En la India del siglo XXI, que dos mujeres accedan a un templo todavía puede provocar un exacerbado brote de violencia a lo largo y ancho de todo un Estado. Lo han demostrado las activistas identificadas solo con los nombres de pila Bindu Ammini y Kankadurga, de 42 y 44 años, que el miércoles rompieron con siglos de tradición al visitar Sabarimala, hogar del célibe dios Ayyappa y uno de los templos más sagrados del hinduismo, ubicado en el Estado suroccidental de Kerala.

Ambas tuvieron que entrar fuertemente escoltadas por la Policía, a pesar de que el pasado mes de septiembre el Tribunal Supremo de India sentenció que las mujeres -incluso las que tenían vetada la entrada a Sabarimala por estar en edad de menstruar, definida entre los 10 y los 50 años- tienen todo el derecho del mundo a rezar donde crean conveniente. Y, cuando las activistas salieron, el templo estuvo cerrado durante una hora para que los sacerdotes tuviesen tiempo de «purificarlo».
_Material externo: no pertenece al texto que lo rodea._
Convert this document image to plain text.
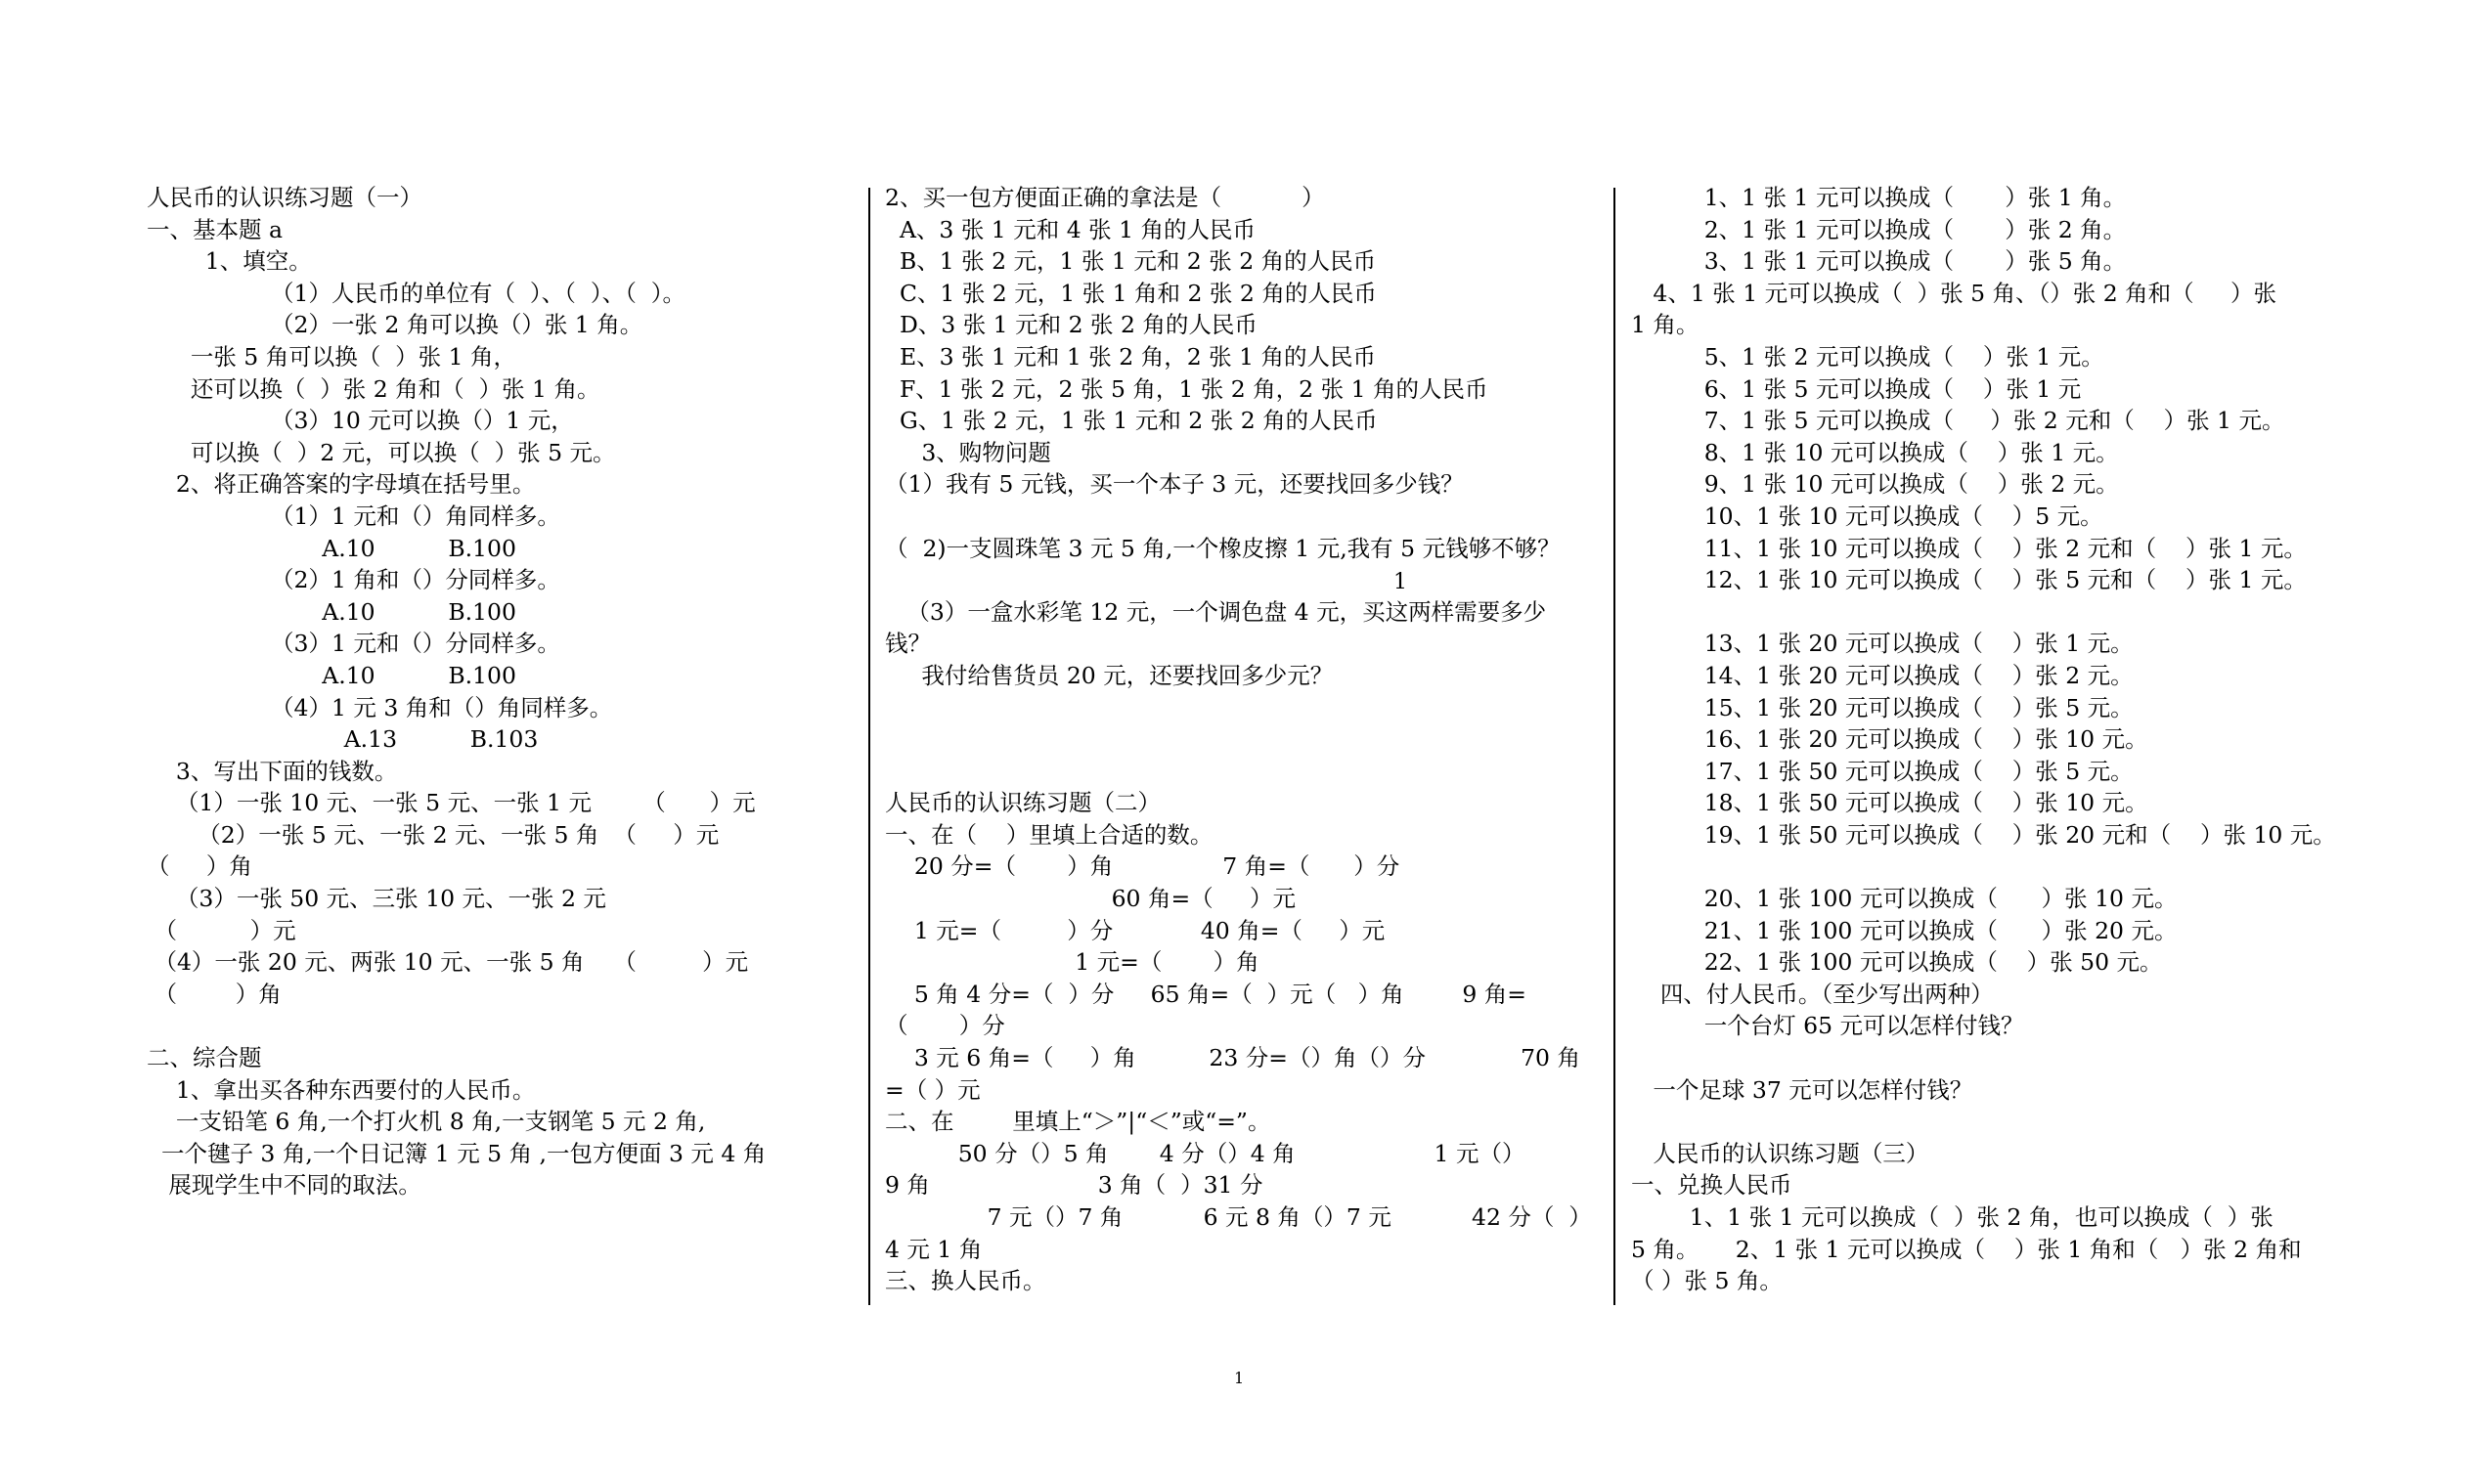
人民币的认识练习题（一）
一、基本题 a
1、填空。
（1）人民币的单位有（  ）、（  ）、（  ）。
（2）一张 2 角可以换（）张 1 角。
一张 5 角可以换（  ）张 1 角，
还可以换（  ）张 2 角和（  ）张 1 角。
（3）10 元可以换（）1 元，
可以换（  ）2 元，可以换（  ）张 5 元。
2、将正确答案的字母填在括号里。
（1）1 元和（）角同样多。
A.10          B.100
（2）1 角和（）分同样多。
A.10          B.100
（3）1 元和（）分同样多。
A.10          B.100
（4）1 元 3 角和（）角同样多。
A.13          B.103
3、写出下面的钱数。
（1）一张 10 元、一张 5 元、一张 1 元       （      ）元
（2）一张 5 元、一张 2 元、一张 5 角  （     ）元
（     ）角
（3）一张 50 元、三张 10 元、一张 2 元
（          ）元
（4）一张 20 元、两张 10 元、一张 5 角    （         ）元
（        ）角
二、综合题
1、拿出买各种东西要付的人民币。
一支铅笔 6 角,一个打火机 8 角,一支钢笔 5 元 2 角,
一个毽子 3 角,一个日记簿 1 元 5 角 ,一包方便面 3 元 4 角
展现学生中不同的取法。
2、买一包方便面正确的拿法是（           ）
A、3 张 1 元和 4 张 1 角的人民币
B、1 张 2 元，1 张 1 元和 2 张 2 角的人民币
C、1 张 2 元，1 张 1 角和 2 张 2 角的人民币
D、3 张 1 元和 2 张 2 角的人民币
E、3 张 1 元和 1 张 2 角，2 张 1 角的人民币
F、1 张 2 元，2 张 5 角，1 张 2 角，2 张 1 角的人民币
G、1 张 2 元，1 张 1 元和 2 张 2 角的人民币
3、购物问题
（1）我有 5 元钱，买一个本子 3 元，还要找回多少钱？
（  2)一支圆珠笔 3 元 5 角,一个橡皮擦 1 元,我有 5 元钱够不够？
（3）一盒水彩笔 12 元，一个调色盘 4 元，买这两样需要多少
钱？
我付给售货员 20 元，还要找回多少元？
人民币的认识练习题（二）
一、在（    ）里填上合适的数。
20 分=（       ）角               7 角=（      ）分
60 角=（     ）元
1 元=（         ）分            40 角=（     ）元
1 元=（       ）角
5 角 4 分=（  ）分     65 角=（  ）元（   ）角        9 角=
（       ）分
3 元 6 角=（     ）角          23 分=（）角（）分             70 角
=（ ）元
二、在        里填上“＞”|“＜”或“=”。
50 分（）5 角       4 分（）4 角                   1 元（）
9 角                       3 角（  ）31 分
7 元（）7 角           6 元 8 角（）7 元           42 分（  ）
4 元 1 角
三、换人民币。
1
1、1 张 1 元可以换成（       ）张 1 角。
2、1 张 1 元可以换成（       ）张 2 角。
3、1 张 1 元可以换成（       ）张 5 角。
4、1 张 1 元可以换成（  ）张 5 角、（）张 2 角和（     ）张
1 角。
5、1 张 2 元可以换成（    ）张 1 元。
6、1 张 5 元可以换成（    ）张 1 元
7、1 张 5 元可以换成（     ）张 2 元和（    ）张 1 元。
8、1 张 10 元可以换成（    ）张 1 元。
9、1 张 10 元可以换成（    ）张 2 元。
10、1 张 10 元可以换成（    ）5 元。
11、1 张 10 元可以换成（    ）张 2 元和（    ）张 1 元。
12、1 张 10 元可以换成（    ）张 5 元和（    ）张 1 元。
13、1 张 20 元可以换成（    ）张 1 元。
14、1 张 20 元可以换成（    ）张 2 元。
15、1 张 20 元可以换成（    ）张 5 元。
16、1 张 20 元可以换成（    ）张 10 元。
17、1 张 50 元可以换成（    ）张 5 元。
18、1 张 50 元可以换成（    ）张 10 元。
19、1 张 50 元可以换成（    ）张 20 元和（    ）张 10 元。
20、1 张 100 元可以换成（      ）张 10 元。
21、1 张 100 元可以换成（      ）张 20 元。
22、1 张 100 元可以换成（    ）张 50 元。
四、付人民币。（至少写出两种）
一个台灯 65 元可以怎样付钱？
一个足球 37 元可以怎样付钱？
人民币的认识练习题（三）
一、兑换人民币
1、1 张 1 元可以换成（  ）张 2 角，也可以换成（  ）张
5 角。     2、1 张 1 元可以换成（    ）张 1 角和（   ）张 2 角和
（ ）张 5 角。
1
Su visita a Sabarimala se aplaudió en un primer momento como una victoria del 'muro de las mujeres', un movimiento que, según sus organizadores, ha movilizado a cinco millones de personas que se han unido para crear una cadena humana de hasta 600 kilómetros de largo. Las participantes exigen, precisamente, que los lugares de culto no discriminen por sexo, razón por la que habían tratado de acceder a Sabarimala en varias ocasiones.

Cañones de agua

Hasta el miércoles no tuvieron éxito, porque muchos, sobre todo hombres, se oponen con uñas y dientes a que la sentencia del Supremo se lleve a la práctica. Y, como diferentes analistas indios habían vaticinado en medios de comunicación locales, la alegría por haber logrado hacer justicia no ha durado mucho. El mismo miércoles, la Policía tuvo que emplearse a fondo con material antidisturbios y cañones de agua para separar a quienes protestaban a favor y en contra de las mujeres que han roto este tabú, y que ahora permanecen escondidas para evitar represalias. Y hoy, ni siquiera esos efectivos fueron capaces de contener una ola de violencia que se extendió por todo Kerala.

Según las autoridades locales, al menos una persona murió hoy apedreada y decenas más -incluida una docena de periodistas- sufrieron heridas de diferente consideración. Al menos tres se encontraban en estado crítico. El fallecido era un seguidor del partido en el poder, el tradicionalista hinduista Bharatiya Janata Party (BJP), que fue atacado por partidarios de permitir el acceso de las mujeres.

Las manifestaciones de unos y de otros se tradujeron en comercios y escuelas cerradas, cargas policiales, gases lacrimógenos, oficinas de partidos políticos destrozadas, y un estado de caos generalizado que provocó la paralización de Kerala y que se puede alargar por tiempo indefinido. Hasta ahora, la Policía ha detenido a 266 manifestantes y se han desplegado efectivos suplementarios para contener la violencia.